I would like to rename the bible book of Ruth to "Boaz: The Sugar Daddy". Why? Because that is essentially what this section of the bible really is about- a young woman in need receives financial assistance from a rich, older man. In exchange, the wealthy older man gets companionship and sex. 

On the surface, the bible book of Ruth tells the story of the unbreakable friendship between Ruth and Naomi. Naomi is a Jewish woman who, because of a famine, leaves her home country and settles in Moab with her husband and two sons. Eventually, both her sons marry Moabite women, one of them named Ruth. During the course of ten years, the story goes, Naomi's husband and two sons die, leaving her and her daughters-in-law widowed. Naomi hears that the famine in Israel is over, so she decides to go back. After insisting to her daughters-in-law that they stay in Moab and find husbands, Ruth makes the decision to leave her country and go live in Israel with Naomi. 
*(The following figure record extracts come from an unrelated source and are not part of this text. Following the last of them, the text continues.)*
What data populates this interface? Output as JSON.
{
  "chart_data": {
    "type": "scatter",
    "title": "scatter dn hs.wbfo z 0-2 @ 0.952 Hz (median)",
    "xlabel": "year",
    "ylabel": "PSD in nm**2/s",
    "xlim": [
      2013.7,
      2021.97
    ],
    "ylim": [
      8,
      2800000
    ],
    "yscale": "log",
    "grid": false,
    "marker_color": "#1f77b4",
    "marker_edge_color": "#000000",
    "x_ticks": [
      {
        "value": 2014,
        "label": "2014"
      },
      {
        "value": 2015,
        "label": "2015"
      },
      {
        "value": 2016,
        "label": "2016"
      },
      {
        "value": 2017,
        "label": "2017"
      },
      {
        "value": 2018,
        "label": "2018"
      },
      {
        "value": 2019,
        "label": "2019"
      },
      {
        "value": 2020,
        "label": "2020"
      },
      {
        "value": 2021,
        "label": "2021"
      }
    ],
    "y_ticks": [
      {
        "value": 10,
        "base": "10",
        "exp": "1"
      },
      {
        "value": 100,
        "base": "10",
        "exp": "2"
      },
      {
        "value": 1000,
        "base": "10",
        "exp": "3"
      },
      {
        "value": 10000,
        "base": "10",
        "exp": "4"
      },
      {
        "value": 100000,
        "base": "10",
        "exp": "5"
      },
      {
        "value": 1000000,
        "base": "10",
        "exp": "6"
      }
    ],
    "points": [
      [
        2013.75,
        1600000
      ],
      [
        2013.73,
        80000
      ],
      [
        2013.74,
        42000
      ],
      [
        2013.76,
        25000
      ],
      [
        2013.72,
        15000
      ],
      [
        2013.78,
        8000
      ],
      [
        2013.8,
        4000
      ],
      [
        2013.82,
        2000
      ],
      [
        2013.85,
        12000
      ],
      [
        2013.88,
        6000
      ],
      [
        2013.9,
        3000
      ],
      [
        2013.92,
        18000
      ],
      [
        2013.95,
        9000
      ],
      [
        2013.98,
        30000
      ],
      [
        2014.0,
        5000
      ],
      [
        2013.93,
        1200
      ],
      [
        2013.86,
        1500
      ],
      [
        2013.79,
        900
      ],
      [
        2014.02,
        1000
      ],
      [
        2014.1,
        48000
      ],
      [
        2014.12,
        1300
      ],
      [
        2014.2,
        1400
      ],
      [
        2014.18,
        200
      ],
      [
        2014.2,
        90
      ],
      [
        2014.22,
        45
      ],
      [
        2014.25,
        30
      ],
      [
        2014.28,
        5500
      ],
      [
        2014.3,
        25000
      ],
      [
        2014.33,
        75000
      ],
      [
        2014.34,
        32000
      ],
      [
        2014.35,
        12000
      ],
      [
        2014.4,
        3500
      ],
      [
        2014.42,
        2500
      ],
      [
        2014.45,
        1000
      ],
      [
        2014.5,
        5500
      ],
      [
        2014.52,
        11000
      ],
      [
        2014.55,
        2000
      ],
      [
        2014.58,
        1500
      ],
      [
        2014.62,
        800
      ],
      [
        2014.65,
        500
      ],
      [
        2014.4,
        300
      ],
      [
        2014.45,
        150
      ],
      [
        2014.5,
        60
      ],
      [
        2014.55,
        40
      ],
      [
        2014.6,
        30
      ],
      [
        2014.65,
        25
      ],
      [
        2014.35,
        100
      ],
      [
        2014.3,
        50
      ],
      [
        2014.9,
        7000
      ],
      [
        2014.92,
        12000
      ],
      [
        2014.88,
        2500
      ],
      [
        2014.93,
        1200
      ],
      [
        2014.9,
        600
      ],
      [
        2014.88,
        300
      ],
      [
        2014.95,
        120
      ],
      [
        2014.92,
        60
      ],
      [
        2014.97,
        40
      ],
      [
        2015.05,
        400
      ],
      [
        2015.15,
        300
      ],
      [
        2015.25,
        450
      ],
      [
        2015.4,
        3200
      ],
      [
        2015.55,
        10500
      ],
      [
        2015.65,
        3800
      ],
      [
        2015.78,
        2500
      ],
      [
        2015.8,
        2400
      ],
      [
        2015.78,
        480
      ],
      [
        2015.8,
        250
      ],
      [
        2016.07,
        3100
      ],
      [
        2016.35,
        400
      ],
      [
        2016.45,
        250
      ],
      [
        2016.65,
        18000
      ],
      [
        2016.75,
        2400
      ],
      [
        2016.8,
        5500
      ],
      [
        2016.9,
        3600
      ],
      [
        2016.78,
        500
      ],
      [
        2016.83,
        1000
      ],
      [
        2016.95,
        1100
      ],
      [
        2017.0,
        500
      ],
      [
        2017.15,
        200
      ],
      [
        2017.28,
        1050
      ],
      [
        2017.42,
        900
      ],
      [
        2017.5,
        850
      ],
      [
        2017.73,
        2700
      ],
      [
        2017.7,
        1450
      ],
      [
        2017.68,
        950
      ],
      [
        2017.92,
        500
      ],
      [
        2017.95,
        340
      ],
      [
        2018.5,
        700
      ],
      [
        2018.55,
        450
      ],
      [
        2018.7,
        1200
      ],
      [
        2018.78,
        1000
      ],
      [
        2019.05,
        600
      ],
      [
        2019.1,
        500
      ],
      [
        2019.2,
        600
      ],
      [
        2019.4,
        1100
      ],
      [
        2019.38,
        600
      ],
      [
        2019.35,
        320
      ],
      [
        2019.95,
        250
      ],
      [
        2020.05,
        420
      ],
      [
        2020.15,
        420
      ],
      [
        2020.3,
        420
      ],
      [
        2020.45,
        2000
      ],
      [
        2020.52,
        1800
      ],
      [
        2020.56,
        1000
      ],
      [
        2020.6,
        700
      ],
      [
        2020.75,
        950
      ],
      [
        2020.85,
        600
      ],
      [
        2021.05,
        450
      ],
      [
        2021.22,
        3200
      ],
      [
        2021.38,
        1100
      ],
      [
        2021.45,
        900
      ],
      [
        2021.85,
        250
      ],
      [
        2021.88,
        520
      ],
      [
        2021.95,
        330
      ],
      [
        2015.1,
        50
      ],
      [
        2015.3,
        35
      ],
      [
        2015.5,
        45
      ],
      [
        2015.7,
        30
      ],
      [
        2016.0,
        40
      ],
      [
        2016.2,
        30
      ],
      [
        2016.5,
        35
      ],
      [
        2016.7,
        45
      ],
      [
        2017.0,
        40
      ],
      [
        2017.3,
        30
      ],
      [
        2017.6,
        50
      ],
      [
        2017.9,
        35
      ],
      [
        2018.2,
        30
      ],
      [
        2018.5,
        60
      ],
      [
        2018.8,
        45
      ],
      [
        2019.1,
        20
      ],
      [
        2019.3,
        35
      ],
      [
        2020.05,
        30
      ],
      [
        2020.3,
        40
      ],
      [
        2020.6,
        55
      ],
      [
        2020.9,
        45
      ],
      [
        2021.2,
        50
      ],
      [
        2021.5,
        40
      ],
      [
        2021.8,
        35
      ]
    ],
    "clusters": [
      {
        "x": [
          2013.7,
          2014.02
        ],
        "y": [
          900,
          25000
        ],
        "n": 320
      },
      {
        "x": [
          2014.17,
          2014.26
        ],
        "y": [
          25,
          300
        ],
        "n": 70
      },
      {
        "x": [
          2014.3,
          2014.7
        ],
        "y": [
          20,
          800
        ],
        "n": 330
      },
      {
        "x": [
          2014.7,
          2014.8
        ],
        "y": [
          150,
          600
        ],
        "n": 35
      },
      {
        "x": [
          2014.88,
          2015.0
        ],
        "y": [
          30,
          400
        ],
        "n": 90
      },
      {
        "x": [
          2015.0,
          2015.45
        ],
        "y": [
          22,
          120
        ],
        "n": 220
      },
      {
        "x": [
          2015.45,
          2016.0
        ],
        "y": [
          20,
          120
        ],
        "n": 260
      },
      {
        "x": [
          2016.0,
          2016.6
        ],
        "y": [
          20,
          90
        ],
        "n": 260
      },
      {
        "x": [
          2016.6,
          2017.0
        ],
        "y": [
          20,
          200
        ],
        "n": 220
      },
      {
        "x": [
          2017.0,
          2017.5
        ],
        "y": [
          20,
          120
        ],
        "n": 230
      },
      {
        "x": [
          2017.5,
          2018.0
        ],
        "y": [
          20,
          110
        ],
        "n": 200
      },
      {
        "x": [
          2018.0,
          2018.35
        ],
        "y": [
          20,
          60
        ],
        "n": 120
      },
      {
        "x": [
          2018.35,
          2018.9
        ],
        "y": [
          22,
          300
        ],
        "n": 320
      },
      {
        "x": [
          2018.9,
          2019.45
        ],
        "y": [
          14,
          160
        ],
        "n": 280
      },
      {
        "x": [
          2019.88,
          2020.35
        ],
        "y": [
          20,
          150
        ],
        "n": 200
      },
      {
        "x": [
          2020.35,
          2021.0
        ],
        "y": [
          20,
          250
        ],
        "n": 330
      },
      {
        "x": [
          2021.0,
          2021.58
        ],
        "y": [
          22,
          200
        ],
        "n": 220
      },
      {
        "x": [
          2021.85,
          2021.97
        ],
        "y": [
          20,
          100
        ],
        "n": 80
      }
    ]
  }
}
In those times, women were not allowed to hold property or get jobs, leaving Naomi and Ruth poor and destitute. Boaz, an elderly rich man, capitalizes on their desperate situation and offers the much younger Ruth financial security...with the condition that she be his wife. Boaz marries Ruth, becomes her provider and benefactor, enjoys her youth and vitality, and Ruth receives financial security. Essentially, turning this relationship into the sugar baby/sugar daddy arrangement. God, according to the story, looks favorably upon this arrangement and "blesses" them.

Why God, who supposedly is fair and just, would bless an arrangement that wholly disempowers a woman and makes her completely dependent on a man, is baffling. Of course, it is not baffling at all if we consider that there is a simple explanation- the bible was written in a sexist and male dominated time where women were second-class citizens unworthy of even holding a job or property. No wonder the story says that God blesses this arrangement, because, in reality, God didn't bless this arrangement at all. It was the author of the book of Ruth who blesses this arrangement. Why? Because obviously the writer of the book of Ruth is a sexist misogynist man who believes that women are second-class citizens unworthy of holding a job or property.

The bible book of Ruth is a male egotistical story that only serves to denigrate women and glorify an era where women had no rights. The only thing the book of Ruth is good for is to rip out its pages and use them as fodder for a bonfire on a cold night. In fact, I think I might do that.